Pas awal pernikahan aku dan suami tuh banyak banget perbedaan. Aku yang dibesarkan dengan Love Language utama adalah word affirmation , dimana selalu di apresiasi setiap melakukan kebaikan ataupun jika ada prestasi dan suami ku yang tidak terbiasa dengan word affirmation lumayan membuat aku merasa kurang di hargai. Namun menurutku, hal seperti ini wajar banget karena kita berdua dibesarkan dari keluarga yang berbeda dan habit yang berbeda juga. Jadi , Love Language : Kunci Harmonis atau cuma trend sosmed ?

Love Language

Baca Juga : Strategi Amplop Ajaib

Love Language : Kunci Harmonis atau Cuma Trend Sosmed?

Ada 5 jenis Love Languange (Bahasa Cinta) yang diperkenalkan oleh Dr.

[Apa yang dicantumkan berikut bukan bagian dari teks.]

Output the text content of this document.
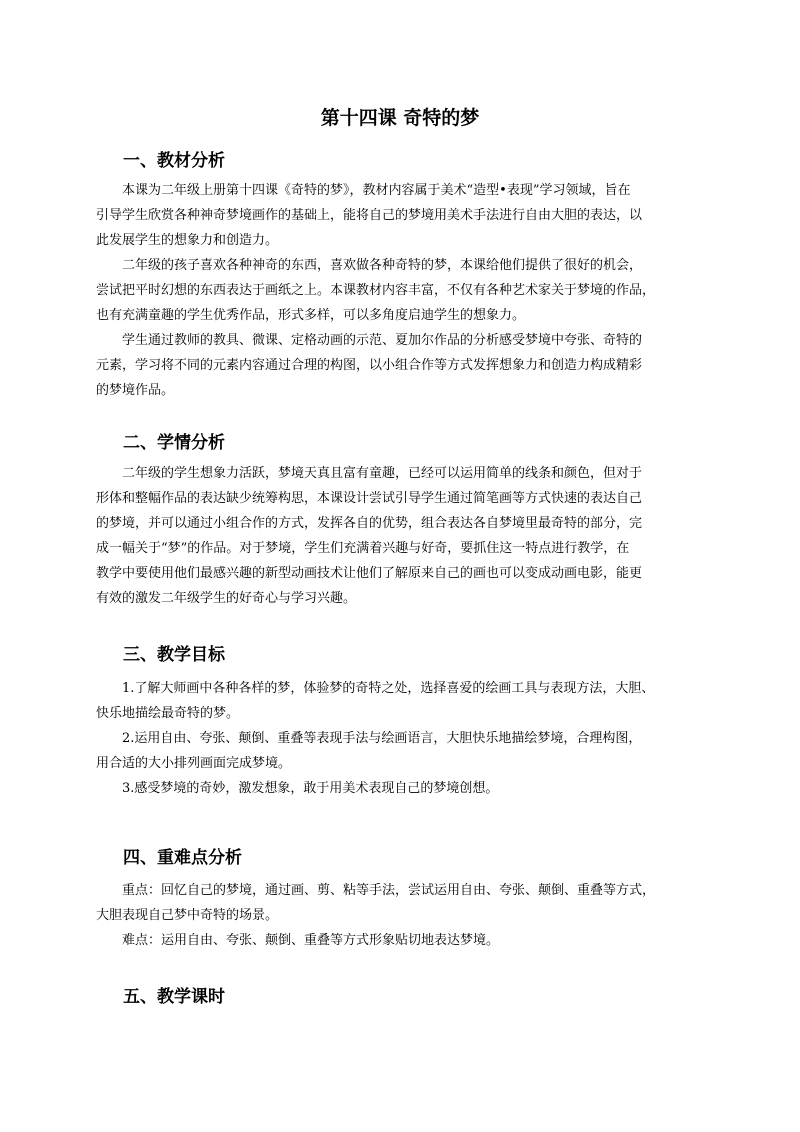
第十四课 奇特的梦
一、教材分析
本课为二年级上册第十四课《奇特的梦》，教材内容属于美术“造型•表现”学习领域，旨在
引导学生欣赏各种神奇梦境画作的基础上，能将自己的梦境用美术手法进行自由大胆的表达，以
此发展学生的想象力和创造力。
二年级的孩子喜欢各种神奇的东西，喜欢做各种奇特的梦，本课给他们提供了很好的机会，
尝试把平时幻想的东西表达于画纸之上。本课教材内容丰富，不仅有各种艺术家关于梦境的作品，
也有充满童趣的学生优秀作品，形式多样，可以多角度启迪学生的想象力。
学生通过教师的教具、微课、定格动画的示范、夏加尔作品的分析感受梦境中夸张、奇特的
元素，学习将不同的元素内容通过合理的构图，以小组合作等方式发挥想象力和创造力构成精彩
的梦境作品。
二、学情分析
二年级的学生想象力活跃，梦境天真且富有童趣，已经可以运用简单的线条和颜色，但对于
形体和整幅作品的表达缺少统筹构思，本课设计尝试引导学生通过简笔画等方式快速的表达自己
的梦境，并可以通过小组合作的方式，发挥各自的优势，组合表达各自梦境里最奇特的部分，完
成一幅关于“梦”的作品。对于梦境，学生们充满着兴趣与好奇，要抓住这一特点进行教学，在
教学中要使用他们最感兴趣的新型动画技术让他们了解原来自己的画也可以变成动画电影，能更
有效的激发二年级学生的好奇心与学习兴趣。
三、教学目标
1.了解大师画中各种各样的梦，体验梦的奇特之处，选择喜爱的绘画工具与表现方法，大胆、
快乐地描绘最奇特的梦。
2.运用自由、夸张、颠倒、重叠等表现手法与绘画语言，大胆快乐地描绘梦境，合理构图，
用合适的大小排列画面完成梦境。
3.感受梦境的奇妙，激发想象，敢于用美术表现自己的梦境创想。
四、重难点分析
重点：回忆自己的梦境，通过画、剪、粘等手法，尝试运用自由、夸张、颠倒、重叠等方式，
大胆表现自己梦中奇特的场景。
难点：运用自由、夸张、颠倒、重叠等方式形象贴切地表达梦境。
五、教学课时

Gary Chapman yaitu Words of Affirmation, Act of Service, Receiving Gifts, Quality Time, dan Physical Touch. Menurutku love language bukan cuma trend sosmed, tapi juga Kunci Harmonis dalam rumah tangga karena sebagai pasangan kita harus memahami satu sama lain demi meningkatkan keharmonisan. Jadi berikut adala langkah yang aku dan suami aku lakukan dalam melakukan penyesuaian Love Language :

  1. Kenali Love Language Kamu dan Pasangan mu
    Pada awal hubungan, aku dan suami ku tuh mencari tahu dulu apa Love Language kita masing masing. Love Language (Sebagai Penerima dan Sebagai Pemberi) utama aku adalah Word Affirmation, aku merasa paling dicintai ketika diapresiasi melalui kata kata yang positif dan juga pujian. Aku juga paling suka memberikan apresiasi dan memberikan kata kata yang positif ke orang lain. Sedangkan Love Language (Sebagai Penerima) utama suami aku adalah Physical Touch dan Love Language (Sebagai Pemberi) utama suami aku adalah Act Of Service.
  2. Diskusikan Masalah Love Language dengan Pasangan
    Dengan Love Language yang berbeda, pasti akan ada momen di dalam pernikahan yang mana aku sebagai istri merasa tidak dihargai karena suami aku jarang memberikan pujian karena memang itu bukan Love Language (Sebagai Pemberi) utama dia. Saat itu aku berdiskusi dengan suamiku tentang Love Language yang aku punya yaitu Word Affirmation sehingga aku sangat butuh di apresiasi dengan kata kata. Begitu juga dengan suamiku, dia sangat merasa dicintai ketika aku melakukan Physical Touch ke suamiku, bukan dengan memberikan kata kata.
  3. Lakukan Penyesuaian
    Setelah melakukan diskusi, aku dan suami ku melakukan penyesuaian atas Love Language kami sebagai pemberi dimana aku berusaha untuk lebih menggunakan Physical Touch ke Suamiku begitu juga suami ku yang berusaha selalu memberikan apresiasi pujian dan kata kata positif ke aku untuk setiap hal hal dalam kehidupan pernikahan kami.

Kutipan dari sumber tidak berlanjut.